Groguet is also present at the club’s sponsor gatherings, adding an attractive element for brands that are becoming associated with the club. For almost two decades, Groguet has been promoting the Villarreal CF values and more than ever, the character is bringing people closer to the club.
“Groguet conveys club priorities such closeness with children and familiarity while creating a friendly atmosphere in the stadium,” Antón continued. “The mascot is special in the way that it brings people together. It’s like having another player on the team.”
Real Sociedad: Introducing Txurdin
Txurdin, a name based on the Basque words for the blue and white colours of Real Sociedad’s kit, is the newest mascot in LaLiga Santander. This character made its debut this season when Real Sociedad hosted Atlético Madrid on September 14th and is now a presence at all the club’s men’s and women’s matches.
“We try not to link Txurdin exclusively with the matches, although we know that it is the best context to generate engagement,” the club explained. “The scope of activity covers much more, especially social events, focused mainly on children, where the response has been very positive.”
The Atlético Madrid game was the first home match of the season for La Real, which recently redeveloped its Reale Arena stadium. As part of this, it was looking for a mascot to guide the team into an exciting new era, focused on values that the club describes as “belonging, closeness and sportsmanship”.
The club’s youngest fans had the say in the creation of the mascot as 156 children at the club’s summer camps voted between a series of options, with Txurdin winning by some distance. Moving forward, the club sees Txurdin as a key part of its brand positioning and believes an immediate impact will be to “increase loyalty and expansion in digital channels.”
“We are detecting that Txurdin is very well liked, especially in social networks,” the club added.
RCD Espanyol de Barcelona: Connecting with Perico and Perica
The mascot couple of RCD Espanyol de Barcelona, Perico and Perica, participate in different social and educational activities in order to convey the values that the club, which as Agustí Filomeno, marketing and commercial director notes, are “illusion, ambition, innovation, closeness, humility, responsibility and social transformation.”
Filomeno added that the presence of the mascots “Helps us to promote closeness to the youngest members of our crowd and fosters the family environment that we have.”
Away from the pitch, Filomeno noted that Perico and Perica “Have their own digital logo, which has recently been launched in parallel to the current season ticket campaign.” After giving the mascots a more powerful and modernized appearance, they will now be used as a more overt brand asset. “The design allows fans of all ages, to display the mascots through t-shirts, key chains or stickers,” Filomeno continued.
In total 12 teams in LaLiga Santander have an official mascot.
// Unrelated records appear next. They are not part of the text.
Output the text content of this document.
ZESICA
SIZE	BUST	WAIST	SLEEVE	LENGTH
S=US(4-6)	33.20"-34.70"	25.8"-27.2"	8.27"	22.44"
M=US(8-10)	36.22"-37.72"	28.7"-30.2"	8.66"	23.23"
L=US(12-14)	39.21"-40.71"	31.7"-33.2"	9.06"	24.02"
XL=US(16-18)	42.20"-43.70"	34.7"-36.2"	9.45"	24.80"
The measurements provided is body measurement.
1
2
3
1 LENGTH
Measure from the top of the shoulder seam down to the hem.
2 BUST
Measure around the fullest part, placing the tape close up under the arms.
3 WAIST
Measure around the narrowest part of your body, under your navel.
Aside from those mentioned, there is Palmerín at Real Betis, Indi at Atlético Madrid, Rat Penat at Valencia CF, Dimonió of RCD Mallorca, Real Valladolid’s Pepe Zorrillo, the Levante UD pair of Blau and Grana, CA Osasuna with Rojillo and Rojilla and Deportivo Alavés with Zorro Babazorro.
While most clubs have only explored the creation of mascots in recent years, those that have taken the step into this world are seeing positive results through the spreading of club values, the promotion of fair play and the building of a more distinct brand. Far from just a fun distraction on matchday, mascots are allowing LaLiga clubs connect with a wider global audience and propel themselves into the future.